23 The financial services industry stands to benefit from more financially literate consumers. Greater participation from more informed consumers will increase demand for financial products, build competitiveness, and promote market transparency. A useful starting point for consumers is the MoneySENSE website, where they can get tips on a wide range of personal finance topics including key questions they should ask their advisers.
24 To sum up, raising standards in the FA industry requires a balance between regulation, active industry initiative, and consumer responsibility. We have achieved much over the years but more can be done.

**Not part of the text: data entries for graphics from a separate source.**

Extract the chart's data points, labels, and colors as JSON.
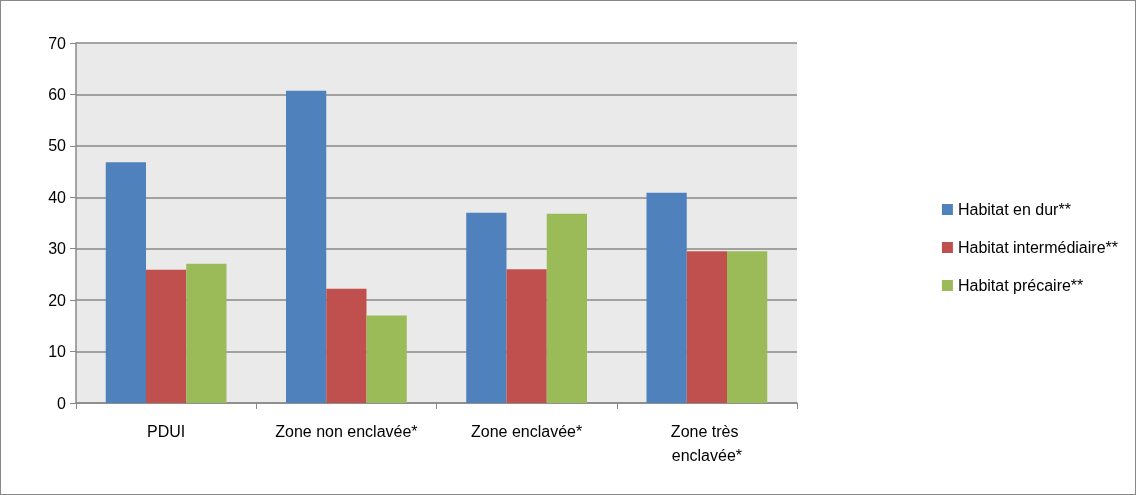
{
  "chart_data": {
    "type": "bar",
    "categories": [
      "PDUI",
      "Zone non enclavée*",
      "Zone enclavée*",
      "Zone très enclavée*"
    ],
    "series": [
      {
        "name": "Habitat en dur**",
        "color": "#4f81bd",
        "values": [
          46.8,
          60.7,
          37.0,
          40.9
        ]
      },
      {
        "name": "Habitat intermédiaire**",
        "color": "#c0504d",
        "values": [
          25.9,
          22.2,
          26.0,
          29.5
        ]
      },
      {
        "name": "Habitat précaire**",
        "color": "#9bbb59",
        "values": [
          27.1,
          17.0,
          36.8,
          29.5
        ]
      }
    ],
    "ylim": [
      0,
      70
    ],
    "yticks": [
      0,
      10,
      20,
      30,
      40,
      50,
      60,
      70
    ],
    "grid": "y",
    "legend": "right"
  }
}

25 The road ahead may appear challenging but it is also a time of opportunity. Singaporeans are becoming more affluent. Coupled with an increasing awareness of the importance of financial planning, demand for FA services is set to rise. To seize the opportunities that lie ahead, advisers should adopt a long-term view and upgrade their knowledge and skills. FA firms should also promote the right corporate culture that put the interests of their customers first. To build and maintain trust and confidence among consumers, raising the bar of FA services has to be a continuous and sustained effort.
26 MAS has collaborated with AFA over the years in various regulatory reviews including FAIR. We look forward to partnering AFA in consumer education initiatives and receiving AFA’s constructive views on future regulatory reviews.
27 I wish you a fruitful conference ahead. Thank you.